President Trump confronted Fed Chair
Jerome Powell on Jul. 24, 2025 during a construction site tour of the Federal Reserve's $2.5 billion headquarters renovation in Washington, demanding Powell cut interest rates while publicly challenging him over costs.
Trump's own appointees inflated renovation costs by mandating expensive materials. In Jan. 2020, Trump appointee Duncan Stroik pushed the Commission of Fine Arts to require white Georgia marble instead of glass walls. Two other Trump appointees supported the change, driving the budget from $1.9 billion to $2.5 billion—a $600 million increase.

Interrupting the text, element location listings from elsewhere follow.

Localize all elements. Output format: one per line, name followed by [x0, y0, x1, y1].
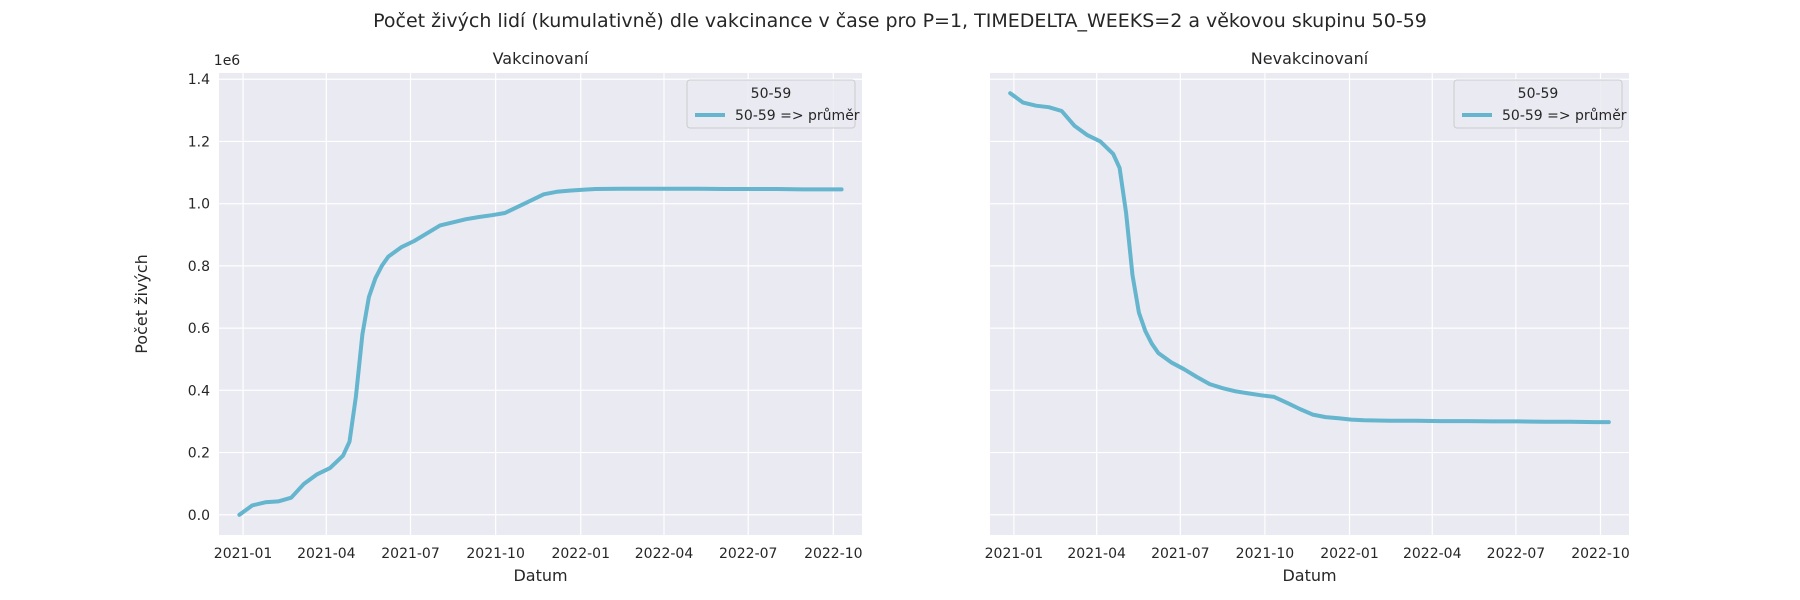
- x-tick-label: 2022-04: [635, 546, 694, 562]
- y-tick-label: 1.2: [188, 134, 210, 150]
- x-tick-label: 2022-10: [1571, 546, 1630, 562]
- legend-entry: 50-59 => průměr: [735, 108, 860, 124]
- x-tick-label: 2022-04: [1403, 546, 1462, 562]
- y-tick-label: 1.0: [188, 197, 210, 213]
- legend-box: [1453, 79, 1623, 129]
- legend-title: 50-59: [1518, 86, 1559, 102]
- y-tick-label: 1.4: [188, 72, 210, 88]
- x-axis-label: Datum: [513, 566, 567, 585]
- subplot-title: Vakcinovaní: [493, 49, 589, 68]
- figure-suptitle: Počet živých lidí (kumulativně) dle vakc…: [373, 10, 1427, 32]
- x-tick-label: 2021-01: [985, 546, 1044, 562]
- series-line: [1008, 91, 1611, 425]
- x-tick-label: 2021-04: [1067, 546, 1126, 562]
- x-tick-label: 2022-07: [1487, 546, 1546, 562]
- legend-entry: 50-59 => průměr: [1502, 108, 1627, 124]
- series-line: [237, 186, 844, 517]
- y-axis-label: Počet živých: [132, 254, 151, 354]
- x-tick-label: 2021-01: [214, 546, 273, 562]
- y-tick-label: 0.0: [188, 508, 210, 524]
- x-tick-label: 2021-07: [1151, 546, 1210, 562]
- x-tick-label: 2021-04: [297, 546, 356, 562]
- subplot-title: Nevakcinovaní: [1251, 49, 1369, 68]
- x-tick-label: 2022-07: [719, 546, 778, 562]
- y-tick-label: 0.4: [188, 383, 210, 399]
- y-offset-label: 1e6: [214, 53, 241, 69]
- legend-title: 50-59: [751, 86, 792, 102]
- legend-box: [686, 79, 856, 129]
- x-tick-label: 2022-10: [804, 546, 863, 562]
- x-axis-label: Datum: [1282, 566, 1336, 585]
- plot-area: [219, 73, 862, 535]
- legend: 50-59 50-59 => průměr: [1453, 79, 1627, 129]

Trump manufactured a cost controversy by inflating the numbers. During the Jul. 24 tour, Trump claimed costs hit $3.1 billion. Powell corrected him, "I haven't heard that from anybody." Trump added costs from the Martin Building, a separate Fed facility completed five years earlier, to make the overruns appear worse.
Markets reacted to threats against Fed independence. When Trump signaled he might fire Powell in mid-Jul. 2025, the dollar fell nearly 1%, gold surged as a safe haven, and the Morningstar US Market Index dropped 1.16% before recovering after Trump denied the firing plans.
The renovation faced cost overruns from multiple factors: unexpected asbestos, toxic soil contamination, higher water tables than anticipated, inflation-driven material cost increases for steel and cement, and supply chain disruptions. The Commission of Fine Arts also rejected a five-story tower addition, forcing costlier below-ground expansion.
Office of Management and Budget Director
Russell Vought joined the Jul. 24 tour and had previously suggested Powell "broke the law" by failing to comply with government oversight regulations on the renovation. Republican Senators
Tim Scott and Thom Tillis also attended, with Scott chairing the Senate Banking Committee that oversees the Fed.
The controversy escalated to criminal investigation. When Powell refused to cut rates despite Trump's pressure, Attorney General
Pam Bondi served the Fed with DOJ grand jury subpoenas in Jan. 2026 over Powell's Senate testimony about renovation costs—an unprecedented use of criminal investigation to pressure a Fed chair on monetary policy.